Portugal Diário - 12 Mai 09

 

«Crise está para a democracia como a guerra para o Estado Novo»
Medina Carreira não tem dúvidas: nem na grande crise dos anos 30 estávamos tão mal como agora. «Estamos mais ou menos como estávamos no final da Monarquia»

 

Medina Carreira considera que a crise económica actual vai ter um grande peso nas gerações futuras.
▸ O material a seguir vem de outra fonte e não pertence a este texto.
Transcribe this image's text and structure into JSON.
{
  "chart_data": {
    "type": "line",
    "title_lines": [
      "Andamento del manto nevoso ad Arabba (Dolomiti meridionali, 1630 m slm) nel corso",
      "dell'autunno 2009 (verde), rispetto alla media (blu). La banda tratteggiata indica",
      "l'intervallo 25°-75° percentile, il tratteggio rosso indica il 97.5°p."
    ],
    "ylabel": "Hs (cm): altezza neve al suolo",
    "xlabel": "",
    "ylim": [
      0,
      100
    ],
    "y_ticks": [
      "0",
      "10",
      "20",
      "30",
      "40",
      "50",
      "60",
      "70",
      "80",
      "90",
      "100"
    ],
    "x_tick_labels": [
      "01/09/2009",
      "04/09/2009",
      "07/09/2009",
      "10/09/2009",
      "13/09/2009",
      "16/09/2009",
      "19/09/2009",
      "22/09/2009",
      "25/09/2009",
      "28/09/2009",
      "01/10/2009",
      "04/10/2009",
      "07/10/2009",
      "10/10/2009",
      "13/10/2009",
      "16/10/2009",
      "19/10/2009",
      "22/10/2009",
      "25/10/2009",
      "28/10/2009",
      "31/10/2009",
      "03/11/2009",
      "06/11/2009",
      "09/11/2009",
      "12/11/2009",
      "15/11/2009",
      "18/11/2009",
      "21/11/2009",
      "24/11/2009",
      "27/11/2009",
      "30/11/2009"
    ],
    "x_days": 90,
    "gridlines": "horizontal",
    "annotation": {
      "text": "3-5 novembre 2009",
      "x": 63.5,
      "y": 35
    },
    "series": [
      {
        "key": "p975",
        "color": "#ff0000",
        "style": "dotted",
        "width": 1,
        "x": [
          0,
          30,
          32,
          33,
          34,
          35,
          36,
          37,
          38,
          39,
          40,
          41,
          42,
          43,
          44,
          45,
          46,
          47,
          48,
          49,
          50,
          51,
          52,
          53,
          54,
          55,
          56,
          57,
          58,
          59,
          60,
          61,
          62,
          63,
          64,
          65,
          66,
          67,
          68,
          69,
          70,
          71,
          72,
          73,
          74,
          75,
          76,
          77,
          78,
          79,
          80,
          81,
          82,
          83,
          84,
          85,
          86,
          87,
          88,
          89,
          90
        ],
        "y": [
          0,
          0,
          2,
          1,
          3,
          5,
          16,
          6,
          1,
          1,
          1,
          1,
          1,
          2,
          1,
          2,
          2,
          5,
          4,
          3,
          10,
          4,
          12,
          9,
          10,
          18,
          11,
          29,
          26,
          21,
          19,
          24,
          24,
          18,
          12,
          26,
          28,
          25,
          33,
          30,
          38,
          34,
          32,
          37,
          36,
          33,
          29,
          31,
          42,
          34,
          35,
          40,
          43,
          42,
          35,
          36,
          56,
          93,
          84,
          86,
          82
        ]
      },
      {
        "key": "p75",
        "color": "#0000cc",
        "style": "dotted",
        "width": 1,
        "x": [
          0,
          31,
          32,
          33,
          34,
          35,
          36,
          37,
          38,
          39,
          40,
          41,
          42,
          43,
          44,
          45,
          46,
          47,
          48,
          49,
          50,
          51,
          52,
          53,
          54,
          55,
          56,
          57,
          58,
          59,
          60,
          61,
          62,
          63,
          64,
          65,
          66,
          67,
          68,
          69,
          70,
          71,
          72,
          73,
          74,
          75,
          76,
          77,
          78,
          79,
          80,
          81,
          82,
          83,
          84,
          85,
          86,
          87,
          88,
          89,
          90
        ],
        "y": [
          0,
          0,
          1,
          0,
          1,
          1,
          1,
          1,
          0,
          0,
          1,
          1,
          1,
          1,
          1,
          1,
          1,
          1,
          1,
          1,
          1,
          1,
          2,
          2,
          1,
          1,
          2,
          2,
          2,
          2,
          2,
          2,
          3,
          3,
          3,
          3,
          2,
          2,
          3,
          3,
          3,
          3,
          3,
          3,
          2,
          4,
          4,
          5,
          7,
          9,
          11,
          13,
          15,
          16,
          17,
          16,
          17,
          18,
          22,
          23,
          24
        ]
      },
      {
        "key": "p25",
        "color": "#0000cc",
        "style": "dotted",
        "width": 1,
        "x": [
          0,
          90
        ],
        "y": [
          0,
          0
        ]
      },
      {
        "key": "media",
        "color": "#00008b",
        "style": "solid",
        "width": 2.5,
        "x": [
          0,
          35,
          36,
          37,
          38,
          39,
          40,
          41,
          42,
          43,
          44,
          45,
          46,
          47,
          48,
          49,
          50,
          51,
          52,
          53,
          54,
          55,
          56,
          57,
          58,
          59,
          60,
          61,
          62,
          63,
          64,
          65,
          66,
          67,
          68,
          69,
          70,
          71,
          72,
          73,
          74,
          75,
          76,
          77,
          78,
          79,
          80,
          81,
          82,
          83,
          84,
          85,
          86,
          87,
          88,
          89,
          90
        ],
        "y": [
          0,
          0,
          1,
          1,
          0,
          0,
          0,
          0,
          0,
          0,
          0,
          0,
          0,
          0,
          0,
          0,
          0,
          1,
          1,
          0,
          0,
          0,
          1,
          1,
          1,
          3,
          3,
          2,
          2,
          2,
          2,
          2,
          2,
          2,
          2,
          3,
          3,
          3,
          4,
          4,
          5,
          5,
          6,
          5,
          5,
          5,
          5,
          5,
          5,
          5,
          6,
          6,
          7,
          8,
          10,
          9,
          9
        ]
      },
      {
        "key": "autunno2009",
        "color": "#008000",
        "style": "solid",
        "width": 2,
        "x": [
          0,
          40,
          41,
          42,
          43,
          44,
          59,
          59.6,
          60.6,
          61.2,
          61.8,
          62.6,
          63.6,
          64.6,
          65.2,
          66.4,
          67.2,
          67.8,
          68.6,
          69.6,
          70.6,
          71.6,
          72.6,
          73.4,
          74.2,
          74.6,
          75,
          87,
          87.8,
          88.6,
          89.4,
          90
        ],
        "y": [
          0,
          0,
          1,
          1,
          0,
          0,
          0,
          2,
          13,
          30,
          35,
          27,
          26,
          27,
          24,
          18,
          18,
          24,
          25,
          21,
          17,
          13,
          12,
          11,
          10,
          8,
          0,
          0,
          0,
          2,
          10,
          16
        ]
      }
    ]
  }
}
No encerramento do 7º ciclo de debates do Clube dos Pensadores, em Gaia, realizado na segunda-feira à noite, o ministro das Finanças do I Governo Constitucional revelou estar pessimista quanto à recuperação da crise financeira em Portugal.

 

«A crise económica está para a democracia como as guerras de África para o Estado Novo». O impacto da crise, para Medina Carreira, abrange um perímetro mais alargado «porque não temos uma crise, temos várias».

 

Para além da crise económica, o economista acredita estarmos perante «uma crise moral da elite financeira» e uma «crise social que resulta do desemprego e da insegurança como consequência»; «como nunca se sabe quem é o responsável todos levam por tabela».

 

Numa «economia que quase não cresce» e onde a «capacidade geral de riqueza estagnou», o «desemprego é altamente preocupante»: «Estamos mais ou menos como estávamos no final da Monarquia». Medina Carreira acrescenta que mesmo «entre os anos 30 a 40, altura da grande crise económica, estávamos melhores do que agora».

 

Apesar de garantir que «a crise cá dentro já existia antes de chegar a de lá de fora», certo é que quando a crise internacional acabar «seremos postos à prova de uma forma dramática». Medina Carreira explica: «Quando se resolver lá fora, resolve-se cá, mas os estragos do passado ficam».

 

O motivo do pessimismo prende-se com o facto de no momento «a produtividade ser baixa», por «sermos pouco competitivos» e por «termos salários baixos, resultado da baixa produção».

 

Ao contrário dos anos 60 «quando beneficiávamos de mão de obra barata», nos dias de hoje o «empresário inteligente vai para o Leste» porque «quem investe faz contas» e, neste momento, Portugal é um país pouco atractivo para a abertura de empresas estrangeiras que procuram lugares periféricos na busca de maior margem de lucro, recorrendo a mão-de-obra não qualificada.

 

Com desta estratégia, recorda, «nos anos 60, suportamos a guerra em África sem dívida».

 

«Gastar dinheiro em autoestradas é o mesmo que gastar em Magalhães: não serve para nada»

 

O fiscalista considera que a entrada do euro tirou a Portugal poder de decisão no equilíbrio da economia nacional e explicou que «quando desvalorizávamos o escudo ganhávamos». Com o euro estes ajustes já não são possíveis e a dívida pública aumentou cerca de 35 milhões de euros por dia nos últimos dez anos.

 

No sentido de incentivar o crescimento económico desaconselha o investimento na construção de obras como autoestradas para abrir oportunidades de emprego e consequente aumento do consumo.

 

Medina Carreira acredita que «gastar dinheiro em autoestradas é a mesma coisa que gastar dinheiro em Playstations ou em Magalhães, não serve para nada».

 

«Quando acabarmos estas obras somos o quinto ou sexto país com mais autoestradas no mundo», garantiu; teremos quase tantas como um país muito maior como é a Alemanha.

 

Futuro da economia

 

Medina Carreira teme o aumento de «desemprego, desigualdades, insegurança» e «mais estragos que se vão juntar aos já existentes». Num futuro próximo «podemos vir a ter juros mais altos ou ver os empréstimos cada vez mais racionados». Mas a maior preocupação é o facto de «os impostos poderem ser todos comidos pela segurança social. Será aqui que tudo se vai complicar».

 

«Vamos passar por um período de incerteza muito grande», advertiu ainda o antigo ministro das Finanças, num país onde os «Governos não são maus pais, são padrastos», são necessários «partidos novos a fazer coisas diferentes e «são precisos políticos diferentes capazes de controlarem a despesa pública».